The Intermountain West and Utah are projected to have the country’s largest increase in dementia in the next 20 years, according to Foster; so the time to establish an Alzheimer’s research and treatment clinic couldn’t be better. That prospect and the opportunity to join the Brain Institute at the University of Utah as one of its first investigators were strong incentives for Foster to come to the U of U.
“This was an excellent opportunity to design a program for the 21st Century,” he said. “We hope to widely influence dementia care in the Intermountain area.”
At Michigan, Foster served as professor of neurology and director of the Alzheimer’s Disease Program. He also was principal investigator at Michigan for the Alzheimer’s Disease Cooperative Study, a national trial to evaluate dementia drugs.
This isn’t Foster’s first time living in Utah; he served his residency in neurology at the University from 1978-81.
A. Lorris Betz, M.D., Ph.D., senior vice president for health sciences and executive dean of the medical school, said as the U of U launches its Brain Institute, Foster has come at an auspicious time.
“Dr. Foster is an immensely talented and dedicated physician and scientist and he will make a tremendous contribution to the Brain Institute’s collaborative approach to research,” Betz said. “I have no doubt his work will greatly benefit Alzheimer’s patients in Utah and beyond.”

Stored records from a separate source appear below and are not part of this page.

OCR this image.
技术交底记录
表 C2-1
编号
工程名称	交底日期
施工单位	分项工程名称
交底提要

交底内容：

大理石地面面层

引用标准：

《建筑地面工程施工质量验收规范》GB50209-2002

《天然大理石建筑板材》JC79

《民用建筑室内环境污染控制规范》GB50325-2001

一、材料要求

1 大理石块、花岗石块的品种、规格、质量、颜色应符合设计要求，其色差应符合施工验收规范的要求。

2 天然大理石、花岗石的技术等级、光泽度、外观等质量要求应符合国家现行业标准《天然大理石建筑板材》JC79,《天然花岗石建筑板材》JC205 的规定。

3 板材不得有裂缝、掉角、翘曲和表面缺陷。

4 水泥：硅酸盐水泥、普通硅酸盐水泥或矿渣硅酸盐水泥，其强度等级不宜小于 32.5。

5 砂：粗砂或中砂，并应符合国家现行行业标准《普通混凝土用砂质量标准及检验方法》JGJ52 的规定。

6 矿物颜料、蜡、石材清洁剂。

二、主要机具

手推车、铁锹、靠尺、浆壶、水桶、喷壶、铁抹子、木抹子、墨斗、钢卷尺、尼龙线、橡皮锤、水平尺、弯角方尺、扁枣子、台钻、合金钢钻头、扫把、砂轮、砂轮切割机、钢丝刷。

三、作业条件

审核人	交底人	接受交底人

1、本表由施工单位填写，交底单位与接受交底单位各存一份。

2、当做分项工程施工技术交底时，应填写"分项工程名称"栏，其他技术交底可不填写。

Thomas N. Parks, Ph.D., professor and chair of neurobiology and anatomy and executive director of the Brain Institute, sees Foster’s appointments as a vote of confidence in the new endeavor. Brain imaging will be a key component of the institute’s research, and attracting top researchers in the field has been a priority.
“The fact that he’s coming here says a lot about the opportunities for clinical and basic brain research,” Parks said. “He really is an outstanding addition to the University’s neuroscience community.”
The Brain Institute at the University of Utah is a collaborative research program dedicated to helping decipher the mysteries of what many call the last frontier in human biology: the brain. From molecules to circuits to behavior, U researchers will study the brain to understand the complex and mysterious processes that underlie human thought and consciousness, as well as neurological diseases. The Institute will include researchers in neurology, computer science, bioengineering, radiology, nuclear medicine, and numerous other areas.
The Alzheimer’s clinic will draw on the expertise of people from many of those same disciplines, Foster said, and research conducted there will complement that of the Brain Institute. Funded by a $2.7 million startup gift from a donor who wishes to remain anonymous and University Hospital, the clinic is expected to be fully operational in about two years. Along with Foster, two other neurologists specializing in dementia will staff the clinic.
John E. Greenlee, M.D., professor and chair of neurology, said Foster’s research and patient care will have an important impact on dementia care in Utah.
“Dr. Foster is recognized worldwide as an expert in Alzheimer’s disease,” Greenlee said. “He has a truly comprehensive view of Alzheimer’s disease as both a clinical and scientific problem. Beyond this, he is known as an individual who treats his patients-and their caregivers-with great compassion.”
An estimated 15 percent of people over age 65 have dementia, with one-third of them suffering moderate to severe dementia, meaning they need daily assistance to function. The occurrence of dementia increases markedly with age and is estimated to affect up to one-half of people older than 85.
As the U.S. population ages, dementia is expected to become an even larger health issue nationwide. The number of people with dementia is expected to reach 5 million by 2010, and up to 16 million people by 2050, according to Foster.
In the next 20 years, the Intermountain West is projected to have the largest increase in the number of people with dementia. In Utah, dementia is expected to increase between 70 percent and more than 125 percent by 2050, according to Foster.